Corinth ranked among the most economically and militarily powerful, and enduring, cities of the Greek, Roman and Byzantine periods. The city had an exceptional geographical advantage in the North East corner of the Peloponnese and controlled the Isthmus that facilitated land travel between Northern and Southern Greece, and travel by sea between the Western and Eastern Mediterranean.
Archaeologist investigating the outer part of the entrance canal (V. Tsiairis).
Corinth, which lay some three kilometres from the sea, built on this natural advantage by constructing two harbour towns – the main harbour Lechaion on the Corinthian Gulf to the West, and Kenchreai on the Saronic Gulf to the East (see map to the right).

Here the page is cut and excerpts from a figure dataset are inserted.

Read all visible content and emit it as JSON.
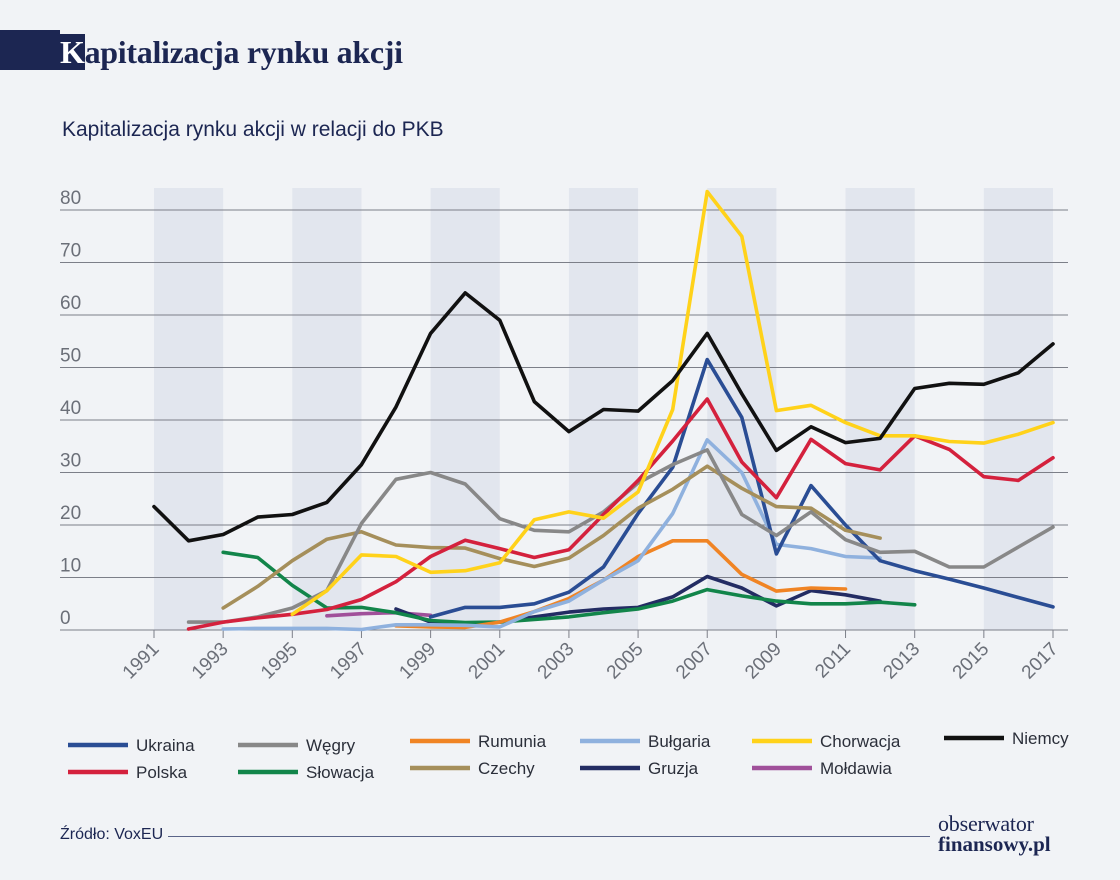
{
  "header": {
    "title_first": "K",
    "title_rest": "apitalizacja rynku akcji"
  },
  "subtitle": "Kapitalizacja rynku akcji w relacji do PKB",
  "source": "Źródło: VoxEU",
  "logo": {
    "top": "obserwator",
    "bottom": "finansowy.pl"
  },
  "colors": {
    "background": "#f1f3f6",
    "band": "#e2e6ee",
    "grid": "#7c7f88",
    "text": "#1c2652"
  },
  "chart_data": {
    "type": "line",
    "title": "Kapitalizacja rynku akcji w relacji do PKB",
    "xlabel": "",
    "ylabel": "",
    "xlim": [
      1991,
      2017
    ],
    "ylim": [
      0,
      80
    ],
    "y_ticks": [
      0,
      10,
      20,
      30,
      40,
      50,
      60,
      70,
      80
    ],
    "x_ticks": [
      1991,
      1993,
      1995,
      1997,
      1999,
      2001,
      2003,
      2005,
      2007,
      2009,
      2011,
      2013,
      2015,
      2017
    ],
    "shaded_year_spans": [
      [
        1991,
        1993
      ],
      [
        1995,
        1997
      ],
      [
        1999,
        2001
      ],
      [
        2003,
        2005
      ],
      [
        2007,
        2009
      ],
      [
        2011,
        2013
      ],
      [
        2015,
        2017
      ]
    ],
    "grid": true,
    "legend_position": "bottom",
    "series": [
      {
        "name": "Niemcy",
        "color": "#111111",
        "points": [
          [
            1991,
            23.5
          ],
          [
            1992,
            17
          ],
          [
            1993,
            18.2
          ],
          [
            1994,
            21.5
          ],
          [
            1995,
            22
          ],
          [
            1996,
            24.3
          ],
          [
            1997,
            31.5
          ],
          [
            1998,
            42.5
          ],
          [
            1999,
            56.5
          ],
          [
            2000,
            64.2
          ],
          [
            2001,
            59
          ],
          [
            2002,
            43.5
          ],
          [
            2003,
            37.8
          ],
          [
            2004,
            42
          ],
          [
            2005,
            41.7
          ],
          [
            2006,
            47.5
          ],
          [
            2007,
            56.5
          ],
          [
            2008,
            45
          ],
          [
            2009,
            34.2
          ],
          [
            2010,
            38.7
          ],
          [
            2011,
            35.7
          ],
          [
            2012,
            36.5
          ],
          [
            2013,
            46
          ],
          [
            2014,
            47
          ],
          [
            2015,
            46.8
          ],
          [
            2016,
            49
          ],
          [
            2017,
            54.5
          ]
        ]
      },
      {
        "name": "Chorwacja",
        "color": "#ffd21a",
        "points": [
          [
            1995,
            3
          ],
          [
            1996,
            7.5
          ],
          [
            1997,
            14.3
          ],
          [
            1998,
            14
          ],
          [
            1999,
            11
          ],
          [
            2000,
            11.3
          ],
          [
            2001,
            12.8
          ],
          [
            2002,
            21
          ],
          [
            2003,
            22.5
          ],
          [
            2004,
            21.3
          ],
          [
            2005,
            26.3
          ],
          [
            2006,
            42
          ],
          [
            2007,
            83.5
          ],
          [
            2008,
            75
          ],
          [
            2009,
            41.8
          ],
          [
            2010,
            42.8
          ],
          [
            2011,
            39.5
          ],
          [
            2012,
            37
          ],
          [
            2013,
            37
          ],
          [
            2014,
            35.9
          ],
          [
            2015,
            35.6
          ],
          [
            2016,
            37.3
          ],
          [
            2017,
            39.5
          ]
        ]
      },
      {
        "name": "Polska",
        "color": "#d4213d",
        "points": [
          [
            1992,
            0.2
          ],
          [
            1993,
            1.5
          ],
          [
            1994,
            2.3
          ],
          [
            1995,
            3
          ],
          [
            1996,
            3.9
          ],
          [
            1997,
            5.8
          ],
          [
            1998,
            9.2
          ],
          [
            1999,
            14
          ],
          [
            2000,
            17.1
          ],
          [
            2001,
            15.5
          ],
          [
            2002,
            13.8
          ],
          [
            2003,
            15.3
          ],
          [
            2004,
            22
          ],
          [
            2005,
            28.5
          ],
          [
            2006,
            36
          ],
          [
            2007,
            44
          ],
          [
            2008,
            32
          ],
          [
            2009,
            25.2
          ],
          [
            2010,
            36.3
          ],
          [
            2011,
            31.7
          ],
          [
            2012,
            30.5
          ],
          [
            2013,
            37
          ],
          [
            2014,
            34.4
          ],
          [
            2015,
            29.2
          ],
          [
            2016,
            28.5
          ],
          [
            2017,
            32.8
          ]
        ]
      },
      {
        "name": "Węgry",
        "color": "#888888",
        "points": [
          [
            1992,
            1.5
          ],
          [
            1993,
            1.5
          ],
          [
            1994,
            2.5
          ],
          [
            1995,
            4.2
          ],
          [
            1996,
            7.5
          ],
          [
            1997,
            20.3
          ],
          [
            1998,
            28.7
          ],
          [
            1999,
            30
          ],
          [
            2000,
            27.8
          ],
          [
            2001,
            21.2
          ],
          [
            2002,
            19
          ],
          [
            2003,
            18.7
          ],
          [
            2004,
            22.5
          ],
          [
            2005,
            28
          ],
          [
            2006,
            31.5
          ],
          [
            2007,
            34.3
          ],
          [
            2008,
            22
          ],
          [
            2009,
            18
          ],
          [
            2010,
            22.5
          ],
          [
            2011,
            17.2
          ],
          [
            2012,
            14.8
          ],
          [
            2013,
            15
          ],
          [
            2014,
            12
          ],
          [
            2015,
            12
          ],
          [
            2016,
            15.8
          ],
          [
            2017,
            19.6
          ]
        ]
      },
      {
        "name": "Czechy",
        "color": "#a58f5b",
        "points": [
          [
            1993,
            4.2
          ],
          [
            1994,
            8.3
          ],
          [
            1995,
            13.2
          ],
          [
            1996,
            17.3
          ],
          [
            1997,
            18.7
          ],
          [
            1998,
            16.2
          ],
          [
            1999,
            15.7
          ],
          [
            2000,
            15.6
          ],
          [
            2001,
            13.6
          ],
          [
            2002,
            12.1
          ],
          [
            2003,
            13.7
          ],
          [
            2004,
            18
          ],
          [
            2005,
            23.2
          ],
          [
            2006,
            26.8
          ],
          [
            2007,
            31.2
          ],
          [
            2008,
            27
          ],
          [
            2009,
            23.5
          ],
          [
            2010,
            23.2
          ],
          [
            2011,
            19
          ],
          [
            2012,
            17.5
          ]
        ]
      },
      {
        "name": "Ukraina",
        "color": "#2a4d94",
        "points": [
          [
            1999,
            2.5
          ],
          [
            2000,
            4.3
          ],
          [
            2001,
            4.3
          ],
          [
            2002,
            5
          ],
          [
            2003,
            7.2
          ],
          [
            2004,
            12
          ],
          [
            2005,
            22.2
          ],
          [
            2006,
            31
          ],
          [
            2007,
            51.5
          ],
          [
            2008,
            40.5
          ],
          [
            2009,
            14.5
          ],
          [
            2010,
            27.5
          ],
          [
            2011,
            20
          ],
          [
            2012,
            13.2
          ],
          [
            2013,
            11.3
          ],
          [
            2014,
            9.7
          ],
          [
            2015,
            8
          ],
          [
            2016,
            6.2
          ],
          [
            2017,
            4.4
          ]
        ]
      },
      {
        "name": "Bułgaria",
        "color": "#8fb1de",
        "points": [
          [
            1993,
            0.2
          ],
          [
            1994,
            0.3
          ],
          [
            1995,
            0.3
          ],
          [
            1996,
            0.3
          ],
          [
            1997,
            0.1
          ],
          [
            1998,
            1
          ],
          [
            1999,
            1
          ],
          [
            2000,
            0.9
          ],
          [
            2001,
            0.6
          ],
          [
            2002,
            3.5
          ],
          [
            2003,
            5.5
          ],
          [
            2004,
            9.5
          ],
          [
            2005,
            13.2
          ],
          [
            2006,
            22.2
          ],
          [
            2007,
            36.2
          ],
          [
            2008,
            30
          ],
          [
            2009,
            16.3
          ],
          [
            2010,
            15.5
          ],
          [
            2011,
            14
          ],
          [
            2012,
            13.7
          ]
        ]
      },
      {
        "name": "Rumunia",
        "color": "#f08424",
        "points": [
          [
            1998,
            0.8
          ],
          [
            1999,
            0.6
          ],
          [
            2000,
            0.5
          ],
          [
            2001,
            1.5
          ],
          [
            2002,
            3.5
          ],
          [
            2003,
            6
          ],
          [
            2004,
            9.5
          ],
          [
            2005,
            14
          ],
          [
            2006,
            17
          ],
          [
            2007,
            17
          ],
          [
            2008,
            10.6
          ],
          [
            2009,
            7.4
          ],
          [
            2010,
            8
          ],
          [
            2011,
            7.8
          ]
        ]
      },
      {
        "name": "Słowacja",
        "color": "#12854a",
        "points": [
          [
            1993,
            14.8
          ],
          [
            1994,
            13.8
          ],
          [
            1995,
            8.5
          ],
          [
            1996,
            4.2
          ],
          [
            1997,
            4.3
          ],
          [
            1998,
            3.3
          ],
          [
            1999,
            1.8
          ],
          [
            2000,
            1.4
          ],
          [
            2001,
            1.5
          ],
          [
            2002,
            2
          ],
          [
            2003,
            2.5
          ],
          [
            2004,
            3.3
          ],
          [
            2005,
            4
          ],
          [
            2006,
            5.5
          ],
          [
            2007,
            7.7
          ],
          [
            2008,
            6.5
          ],
          [
            2009,
            5.5
          ],
          [
            2010,
            5
          ],
          [
            2011,
            5
          ],
          [
            2012,
            5.3
          ],
          [
            2013,
            4.8
          ]
        ]
      },
      {
        "name": "Gruzja",
        "color": "#232c63",
        "points": [
          [
            1998,
            4
          ],
          [
            1999,
            1.5
          ],
          [
            2000,
            1
          ],
          [
            2001,
            1.5
          ],
          [
            2002,
            2.5
          ],
          [
            2003,
            3.4
          ],
          [
            2004,
            4
          ],
          [
            2005,
            4.3
          ],
          [
            2006,
            6.3
          ],
          [
            2007,
            10.2
          ],
          [
            2008,
            8
          ],
          [
            2009,
            4.6
          ],
          [
            2010,
            7.5
          ],
          [
            2011,
            6.7
          ],
          [
            2012,
            5.5
          ]
        ]
      },
      {
        "name": "Mołdawia",
        "color": "#a0509a",
        "points": [
          [
            1996,
            2.7
          ],
          [
            1997,
            3.1
          ],
          [
            1998,
            3.3
          ],
          [
            1999,
            2.8
          ]
        ]
      }
    ],
    "legend_order": [
      "Ukraina",
      "Polska",
      "Węgry",
      "Słowacja",
      "Rumunia",
      "Czechy",
      "Bułgaria",
      "Gruzja",
      "Chorwacja",
      "Mołdawia",
      "Niemcy"
    ]
  }
}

“According to ancient sources, most of the city’s wealth derived from the maritime trade that passed through her two harbours, eventually earning her the nickname ‘Wealthy Corinth’,” says archeaologist Bjørn Lovén from the University of Copenhagen and co-director of the Lechaion Harbour Project (LHP.
The moles and warehouses of Lechaion saw vibrant maritime activity for over a thousand years, from the 6th century BC to the 6th century AD. Ships and fleets departed from here laden with cargoes, colonists and marines destined for ports all over the Mediterranean and beyond.